Standardized testing is important. Yes, I know Rahm's children don't have to take the ISAT at the Lab School, but they just got a $25 million dollar donation from George Lucas to build a new art wing. It'd be rude to be ignoring the arts at a time like this. I also know that this test will be about as relevant to CPS students as a timed typing test on a manual typewriter would be, but we need data.
I am outraged by the educational malpractice of teachers and parents in denying students the joy of filling in a test answer sheet. For those who say that testing stifles creativity, well then you have never had the joy of facing a page of empty test bubbles. Do you shade from the outside in or from the inside out? Maybe you start at the middle and shade across the surface of the circle. There are so many choices.
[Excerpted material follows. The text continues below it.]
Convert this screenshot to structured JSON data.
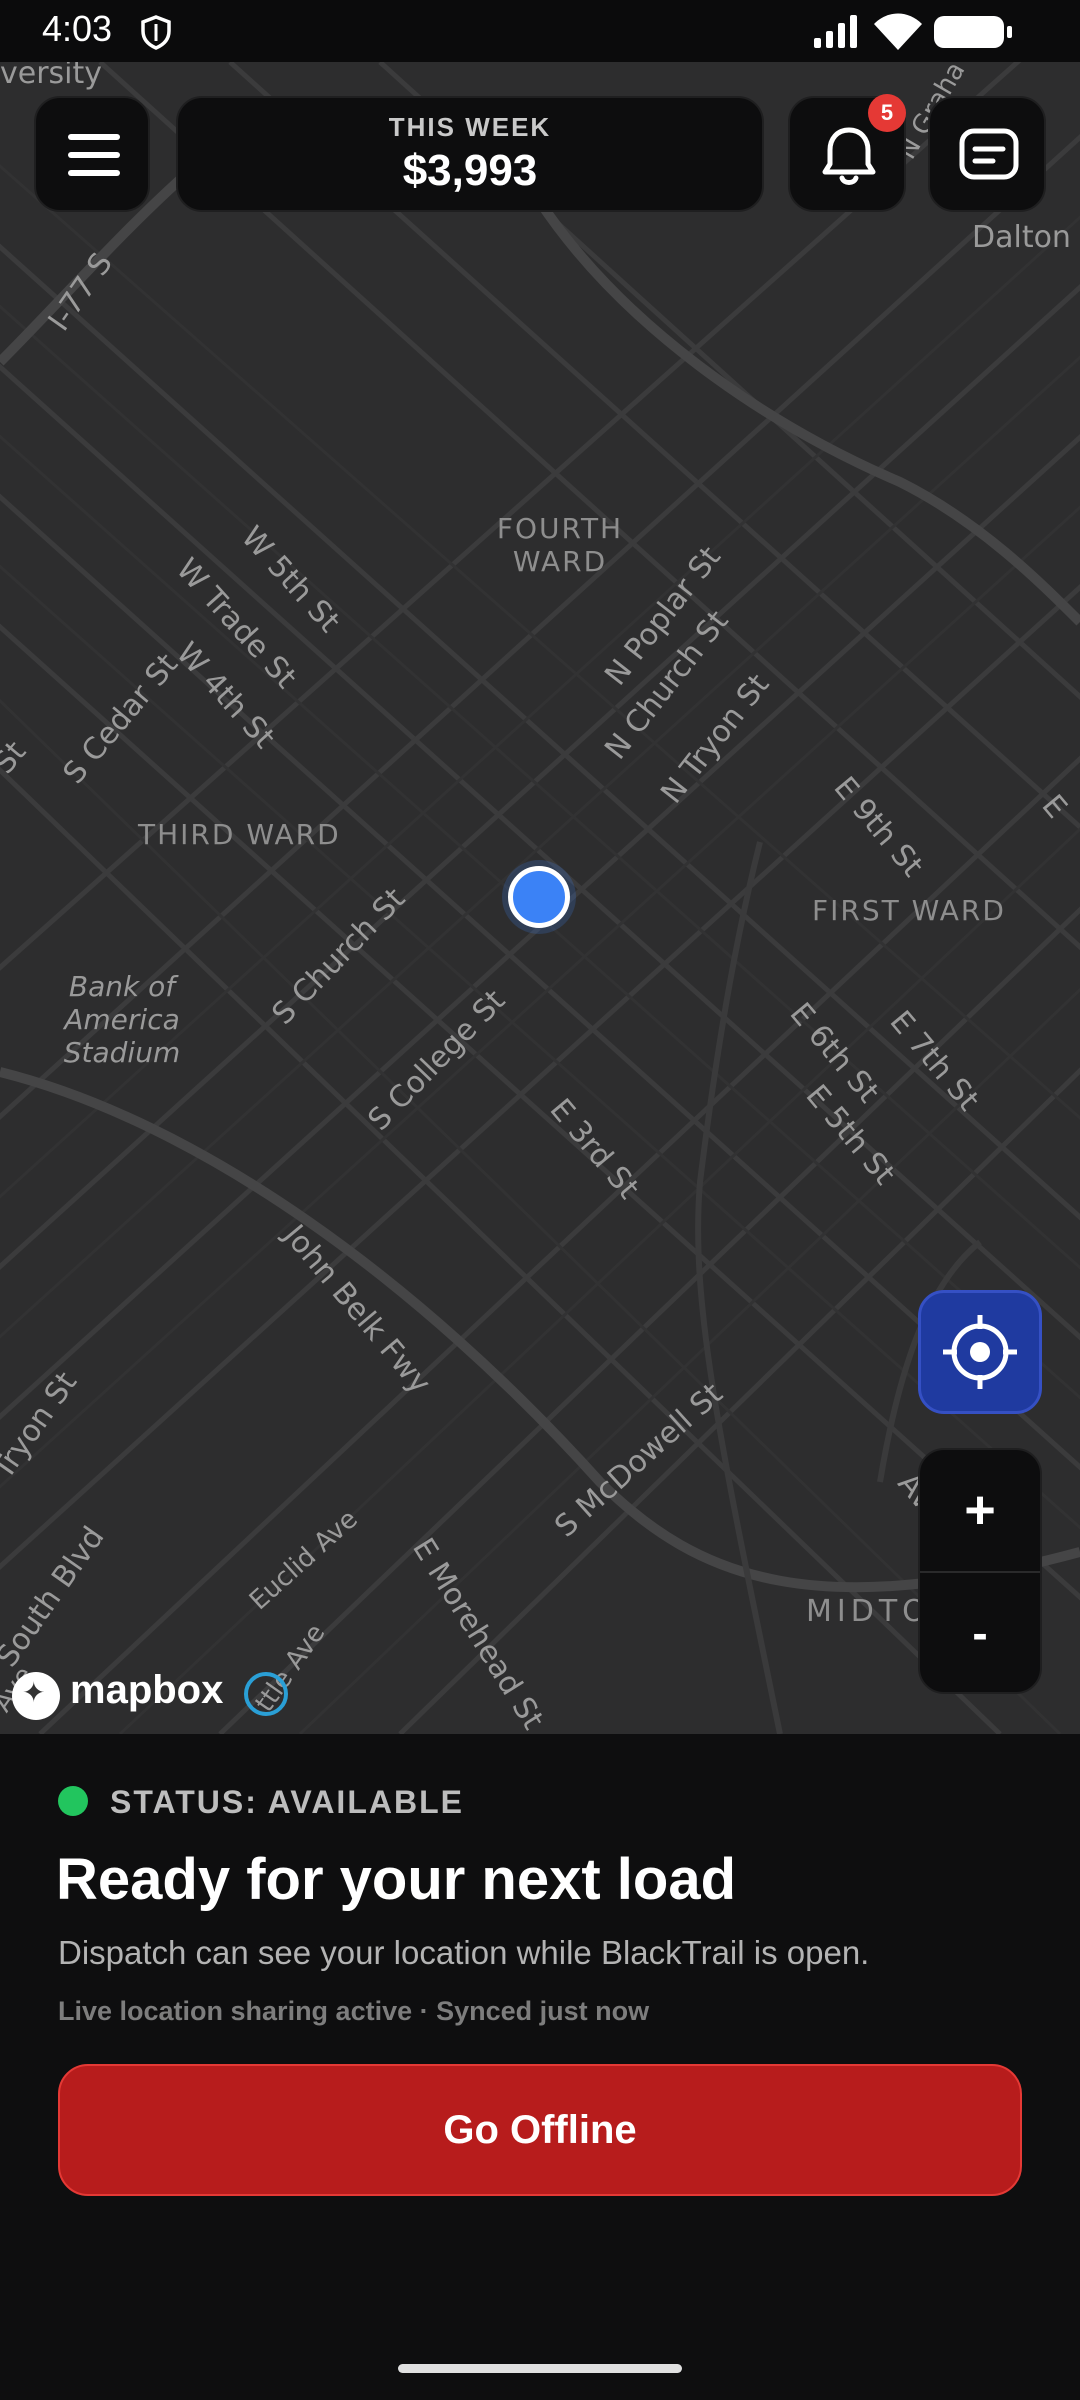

Have you seen the Saucedo teachers? I couldn't get over their spokesperson, a special education teacher named Sarah Chambers. She's the one in the fancy coat with the expensive fur collar. I heard her speak and she makes it sound as if giving students test after test is pointless and possibly abusive. Puh-lease. Kids love testing.
We have made great strides in transforming our schools, but 25% of our students still remain in the bottom quartile. Even more troubling, the students in that bottom quartile are far more likely to be in economic distress. For those who say that tests don't matter, think about that. If we can just improve their test scores, we can help lift them out of poverty. Even the second lowest quartile is far better off financially.
Opting out is child abuse pure and simple. What are the kids going to do if they don't test? Read a book? We can't afford to waste their time like this. Our children are precious.